Answer: An employee who might otherwise be classified as an employee can qualify as an independent contractor under a safe harbor rule contained in Section 530 of the Revenue Act of 1978.
Your business may qualify for an IRS Section 530 "safe harbor" exception to employee status if you can prove ALL THREE of the following:
- Consistent treatment: Since December 31, 1977, your company and its predecessors consistently treated individuals doing similar work as independent contractors and have never treated a current "independent contractor" as an employee; and
- 1099s filed: Since December 31, 1978, your company has filed all the required federal tax returns (Form 1099-Misc.) for independent contractors; and
- Reasonable basis: There existed a reasonable basis for treating the workers as independent contractors.
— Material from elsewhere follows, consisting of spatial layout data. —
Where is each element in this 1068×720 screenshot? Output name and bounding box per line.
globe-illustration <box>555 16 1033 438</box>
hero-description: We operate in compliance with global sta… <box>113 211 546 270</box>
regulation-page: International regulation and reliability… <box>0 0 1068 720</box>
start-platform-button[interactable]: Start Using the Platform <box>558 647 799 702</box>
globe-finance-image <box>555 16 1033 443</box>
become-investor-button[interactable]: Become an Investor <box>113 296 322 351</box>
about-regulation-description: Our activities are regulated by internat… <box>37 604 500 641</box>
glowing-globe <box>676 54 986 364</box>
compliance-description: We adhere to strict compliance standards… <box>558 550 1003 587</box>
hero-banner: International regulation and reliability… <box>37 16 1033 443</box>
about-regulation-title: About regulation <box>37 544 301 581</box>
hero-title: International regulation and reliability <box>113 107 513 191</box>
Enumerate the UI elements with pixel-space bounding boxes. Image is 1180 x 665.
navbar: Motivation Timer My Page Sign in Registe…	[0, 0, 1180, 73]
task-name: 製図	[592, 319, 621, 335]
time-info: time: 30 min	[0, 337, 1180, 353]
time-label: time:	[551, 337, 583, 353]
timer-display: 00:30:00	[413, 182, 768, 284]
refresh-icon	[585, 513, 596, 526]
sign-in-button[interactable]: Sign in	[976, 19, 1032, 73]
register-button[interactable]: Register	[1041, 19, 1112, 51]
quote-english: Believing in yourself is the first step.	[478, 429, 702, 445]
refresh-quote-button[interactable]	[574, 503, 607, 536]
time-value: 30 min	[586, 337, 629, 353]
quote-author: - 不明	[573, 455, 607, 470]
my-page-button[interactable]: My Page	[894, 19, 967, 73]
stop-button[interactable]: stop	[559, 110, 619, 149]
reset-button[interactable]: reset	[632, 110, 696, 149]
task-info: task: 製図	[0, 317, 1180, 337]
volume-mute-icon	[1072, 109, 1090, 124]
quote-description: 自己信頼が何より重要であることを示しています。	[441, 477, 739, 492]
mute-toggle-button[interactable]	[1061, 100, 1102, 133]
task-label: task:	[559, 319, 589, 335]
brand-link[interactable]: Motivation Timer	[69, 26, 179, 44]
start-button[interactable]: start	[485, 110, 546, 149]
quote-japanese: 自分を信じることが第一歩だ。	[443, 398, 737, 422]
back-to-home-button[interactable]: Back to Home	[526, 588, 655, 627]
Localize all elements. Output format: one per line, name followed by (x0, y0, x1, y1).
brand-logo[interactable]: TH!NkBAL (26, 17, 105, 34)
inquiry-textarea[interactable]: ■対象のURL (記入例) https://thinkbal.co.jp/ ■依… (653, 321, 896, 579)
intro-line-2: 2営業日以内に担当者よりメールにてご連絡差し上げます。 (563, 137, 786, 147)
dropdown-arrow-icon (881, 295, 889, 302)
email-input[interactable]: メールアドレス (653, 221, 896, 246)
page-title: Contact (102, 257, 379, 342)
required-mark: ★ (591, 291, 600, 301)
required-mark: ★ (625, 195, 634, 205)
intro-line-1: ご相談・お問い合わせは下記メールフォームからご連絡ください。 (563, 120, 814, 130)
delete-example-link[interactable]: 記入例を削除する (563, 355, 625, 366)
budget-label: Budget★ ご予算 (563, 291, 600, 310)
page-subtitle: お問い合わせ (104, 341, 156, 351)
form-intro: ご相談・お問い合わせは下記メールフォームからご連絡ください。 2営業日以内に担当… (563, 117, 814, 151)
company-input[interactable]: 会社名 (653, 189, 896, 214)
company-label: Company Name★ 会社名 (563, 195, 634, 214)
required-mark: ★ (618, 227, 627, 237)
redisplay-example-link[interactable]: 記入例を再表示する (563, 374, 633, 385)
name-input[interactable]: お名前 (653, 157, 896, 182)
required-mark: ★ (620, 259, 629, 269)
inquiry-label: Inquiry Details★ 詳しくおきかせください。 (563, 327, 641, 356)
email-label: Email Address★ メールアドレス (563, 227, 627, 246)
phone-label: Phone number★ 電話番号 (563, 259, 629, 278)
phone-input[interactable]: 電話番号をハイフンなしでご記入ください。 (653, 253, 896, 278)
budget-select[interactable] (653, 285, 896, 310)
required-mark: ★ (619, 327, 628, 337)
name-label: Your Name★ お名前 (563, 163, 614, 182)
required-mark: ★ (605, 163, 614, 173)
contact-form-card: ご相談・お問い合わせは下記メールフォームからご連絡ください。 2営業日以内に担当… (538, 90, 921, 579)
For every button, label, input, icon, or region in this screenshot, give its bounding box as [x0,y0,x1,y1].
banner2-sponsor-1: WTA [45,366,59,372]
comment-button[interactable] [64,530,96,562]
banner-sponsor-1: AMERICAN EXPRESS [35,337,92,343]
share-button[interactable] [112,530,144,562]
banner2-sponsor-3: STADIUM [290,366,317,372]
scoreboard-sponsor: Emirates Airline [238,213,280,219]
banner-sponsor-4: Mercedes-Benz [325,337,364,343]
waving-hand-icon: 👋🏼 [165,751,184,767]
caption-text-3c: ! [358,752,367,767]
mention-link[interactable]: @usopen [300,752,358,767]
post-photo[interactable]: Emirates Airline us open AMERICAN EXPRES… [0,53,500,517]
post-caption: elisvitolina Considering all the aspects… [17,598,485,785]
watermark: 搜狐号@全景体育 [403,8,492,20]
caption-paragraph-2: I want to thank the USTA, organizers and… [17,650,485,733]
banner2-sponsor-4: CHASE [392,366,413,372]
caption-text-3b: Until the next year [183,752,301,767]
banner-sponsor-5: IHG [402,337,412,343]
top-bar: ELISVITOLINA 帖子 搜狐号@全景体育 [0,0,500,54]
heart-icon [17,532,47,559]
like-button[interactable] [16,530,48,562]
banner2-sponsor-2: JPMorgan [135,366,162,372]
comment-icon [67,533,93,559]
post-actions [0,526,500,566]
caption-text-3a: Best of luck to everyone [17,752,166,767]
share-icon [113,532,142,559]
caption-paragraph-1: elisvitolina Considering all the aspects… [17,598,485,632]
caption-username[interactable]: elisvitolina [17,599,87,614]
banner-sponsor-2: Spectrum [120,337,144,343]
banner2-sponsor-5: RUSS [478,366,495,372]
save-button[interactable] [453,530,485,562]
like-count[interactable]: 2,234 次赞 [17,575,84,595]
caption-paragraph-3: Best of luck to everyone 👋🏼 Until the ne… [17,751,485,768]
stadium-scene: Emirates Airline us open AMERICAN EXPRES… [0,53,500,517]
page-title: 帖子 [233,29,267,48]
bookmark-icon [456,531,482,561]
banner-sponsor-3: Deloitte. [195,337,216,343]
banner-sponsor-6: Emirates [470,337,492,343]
Reasonable basis may be proven in several ways. Following are some common examples of showing reasonable basis:
- Your company relied on similar judicial precedent, a published ruling, technical advice to the company, or a letter ruling to the company, or
- In a past IRS audit, your company was not charged taxes or penalties for treating workers doing similar work as independent contractors, or
- It is a recognized practice in your company’s industry to treat certain types of workers as independent contractors. There is no fixed percentage of an industry that must be shown.
Here, the employer should show the IRS that many other companies in the industry have been hiring salespersons as independent contractors for several years, and that he relied on that longstanding practice in his industry in doing the same.